Tick scalpers cause prices to pop up and down a few ticks and their net impact on the direction of the market is neutral. Generally speaking, tick traders will exit their positions when the market moves in their favor a few ticks. Other tick traders expect this and will fade such moves causing any move to pullback just a bit. These two groups of traders are tick chasers and tick faders respectively.
When the market activity is dominated by the above kinds of traders, bars tend to have small bodies and have tails on both ends (dojis). When many successive bars are dojis, any trend trading is likely to be lower probability. Occasionally, the move out of this area is strong enough to result in a trend in either direction.
When traders take positions and stand their ground and tick traders are unable to create tails at the ends of the bars, the likelihood of a strong entry bar and a sustained move are higher. Therefore bars like b12 and b9 are likely to be winning setups, i.e., respect stops and go at least as far as the signal bar before.

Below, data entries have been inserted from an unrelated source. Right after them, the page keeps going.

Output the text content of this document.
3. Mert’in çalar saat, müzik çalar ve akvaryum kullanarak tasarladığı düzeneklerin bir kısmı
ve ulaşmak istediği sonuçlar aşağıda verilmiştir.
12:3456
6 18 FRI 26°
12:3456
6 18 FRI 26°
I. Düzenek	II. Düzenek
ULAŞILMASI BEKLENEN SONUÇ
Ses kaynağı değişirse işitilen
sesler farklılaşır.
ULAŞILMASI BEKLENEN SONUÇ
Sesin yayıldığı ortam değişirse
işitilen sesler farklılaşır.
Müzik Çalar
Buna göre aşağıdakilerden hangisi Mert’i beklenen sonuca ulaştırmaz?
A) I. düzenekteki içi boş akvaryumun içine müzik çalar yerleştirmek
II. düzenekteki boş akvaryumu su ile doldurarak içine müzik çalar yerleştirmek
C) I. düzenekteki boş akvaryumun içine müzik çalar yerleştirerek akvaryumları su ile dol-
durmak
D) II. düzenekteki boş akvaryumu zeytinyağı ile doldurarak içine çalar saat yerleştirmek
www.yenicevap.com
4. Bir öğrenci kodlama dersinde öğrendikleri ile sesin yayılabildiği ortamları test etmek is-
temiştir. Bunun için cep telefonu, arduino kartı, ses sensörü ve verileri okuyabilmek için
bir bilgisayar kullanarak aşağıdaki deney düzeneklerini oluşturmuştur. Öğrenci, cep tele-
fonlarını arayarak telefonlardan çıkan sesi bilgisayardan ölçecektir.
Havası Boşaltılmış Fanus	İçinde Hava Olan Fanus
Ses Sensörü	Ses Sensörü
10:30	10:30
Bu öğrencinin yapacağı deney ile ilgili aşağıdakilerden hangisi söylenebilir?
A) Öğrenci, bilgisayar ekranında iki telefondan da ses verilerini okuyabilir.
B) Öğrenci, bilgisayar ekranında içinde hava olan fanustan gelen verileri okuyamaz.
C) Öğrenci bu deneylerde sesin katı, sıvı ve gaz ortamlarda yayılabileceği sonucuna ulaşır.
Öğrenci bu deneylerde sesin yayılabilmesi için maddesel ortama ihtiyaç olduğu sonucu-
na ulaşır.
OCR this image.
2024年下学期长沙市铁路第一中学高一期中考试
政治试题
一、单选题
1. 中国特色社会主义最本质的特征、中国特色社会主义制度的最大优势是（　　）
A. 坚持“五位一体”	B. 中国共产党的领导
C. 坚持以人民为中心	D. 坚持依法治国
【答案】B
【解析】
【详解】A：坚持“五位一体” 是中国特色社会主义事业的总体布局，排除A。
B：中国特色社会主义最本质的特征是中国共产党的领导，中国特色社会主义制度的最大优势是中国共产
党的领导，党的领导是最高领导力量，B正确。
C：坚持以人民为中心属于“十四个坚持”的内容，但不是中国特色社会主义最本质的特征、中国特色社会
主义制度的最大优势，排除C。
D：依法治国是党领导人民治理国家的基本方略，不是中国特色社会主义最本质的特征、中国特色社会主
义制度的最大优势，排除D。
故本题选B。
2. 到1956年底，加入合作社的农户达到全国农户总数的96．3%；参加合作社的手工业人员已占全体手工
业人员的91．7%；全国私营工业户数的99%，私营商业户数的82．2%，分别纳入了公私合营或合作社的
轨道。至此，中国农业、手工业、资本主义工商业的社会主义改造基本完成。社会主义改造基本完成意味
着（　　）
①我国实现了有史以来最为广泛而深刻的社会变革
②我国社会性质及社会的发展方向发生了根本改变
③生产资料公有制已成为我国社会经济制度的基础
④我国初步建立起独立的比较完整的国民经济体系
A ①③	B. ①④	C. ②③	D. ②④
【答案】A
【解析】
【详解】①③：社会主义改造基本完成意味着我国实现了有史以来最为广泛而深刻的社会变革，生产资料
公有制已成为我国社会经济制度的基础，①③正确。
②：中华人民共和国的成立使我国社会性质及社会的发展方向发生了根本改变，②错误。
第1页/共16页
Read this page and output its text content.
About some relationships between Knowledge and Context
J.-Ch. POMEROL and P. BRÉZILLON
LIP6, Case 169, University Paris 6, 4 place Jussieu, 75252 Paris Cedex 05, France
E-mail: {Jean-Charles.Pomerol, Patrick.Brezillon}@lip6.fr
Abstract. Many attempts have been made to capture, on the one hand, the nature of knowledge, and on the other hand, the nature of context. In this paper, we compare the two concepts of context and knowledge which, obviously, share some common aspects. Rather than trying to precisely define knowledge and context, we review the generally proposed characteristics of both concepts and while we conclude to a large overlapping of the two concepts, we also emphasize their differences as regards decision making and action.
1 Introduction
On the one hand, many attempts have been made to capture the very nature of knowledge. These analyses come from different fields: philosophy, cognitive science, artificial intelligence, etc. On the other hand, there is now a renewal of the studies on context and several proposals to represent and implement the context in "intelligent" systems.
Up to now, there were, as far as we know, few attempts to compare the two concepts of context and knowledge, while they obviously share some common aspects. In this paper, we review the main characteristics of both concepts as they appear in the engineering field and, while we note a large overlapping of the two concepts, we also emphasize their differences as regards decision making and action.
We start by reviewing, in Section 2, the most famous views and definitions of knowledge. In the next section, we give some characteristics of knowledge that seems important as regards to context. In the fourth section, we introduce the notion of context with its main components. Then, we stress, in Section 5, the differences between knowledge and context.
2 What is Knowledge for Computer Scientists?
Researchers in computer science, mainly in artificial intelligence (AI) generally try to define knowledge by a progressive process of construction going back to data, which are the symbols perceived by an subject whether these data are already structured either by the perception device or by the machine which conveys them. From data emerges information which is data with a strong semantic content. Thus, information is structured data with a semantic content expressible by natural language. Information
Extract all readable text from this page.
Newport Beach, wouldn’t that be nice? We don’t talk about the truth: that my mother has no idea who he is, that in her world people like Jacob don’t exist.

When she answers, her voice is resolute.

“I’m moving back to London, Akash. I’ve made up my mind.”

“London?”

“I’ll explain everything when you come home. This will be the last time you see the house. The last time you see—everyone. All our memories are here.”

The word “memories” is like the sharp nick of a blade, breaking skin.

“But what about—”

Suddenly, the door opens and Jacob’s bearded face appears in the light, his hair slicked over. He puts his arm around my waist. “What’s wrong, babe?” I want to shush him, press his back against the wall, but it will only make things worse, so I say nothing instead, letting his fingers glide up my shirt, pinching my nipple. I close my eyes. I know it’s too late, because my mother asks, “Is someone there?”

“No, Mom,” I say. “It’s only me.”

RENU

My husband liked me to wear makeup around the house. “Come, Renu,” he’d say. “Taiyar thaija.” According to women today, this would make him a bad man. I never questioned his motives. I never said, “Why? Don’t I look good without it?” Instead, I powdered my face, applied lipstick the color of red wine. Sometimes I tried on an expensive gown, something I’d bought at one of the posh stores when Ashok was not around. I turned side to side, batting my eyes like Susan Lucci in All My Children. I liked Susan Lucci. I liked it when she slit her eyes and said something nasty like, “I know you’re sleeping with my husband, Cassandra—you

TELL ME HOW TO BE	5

A strong close therefore is a very good indicator of a good with-trend setup given the market is at a good location and has a tradable pattern.
Note the exceptions to this rule:
- A large overlap (b22,23) is likely to invite faders. You should treat the OL like a TR and take a BP or fBO of the overlap
- Inside bars, especially large inside bars are also overlaps and their breakout is likely to fail or at least require a large stop. Small inside bars (smaller than your stop) are usually OK. Inside bars that setup a fade of a much larger overlap are often OK (b9, b24)
- When the market enters a channel (b37-66), all signal bars are likely to be poor but the move can be protracted.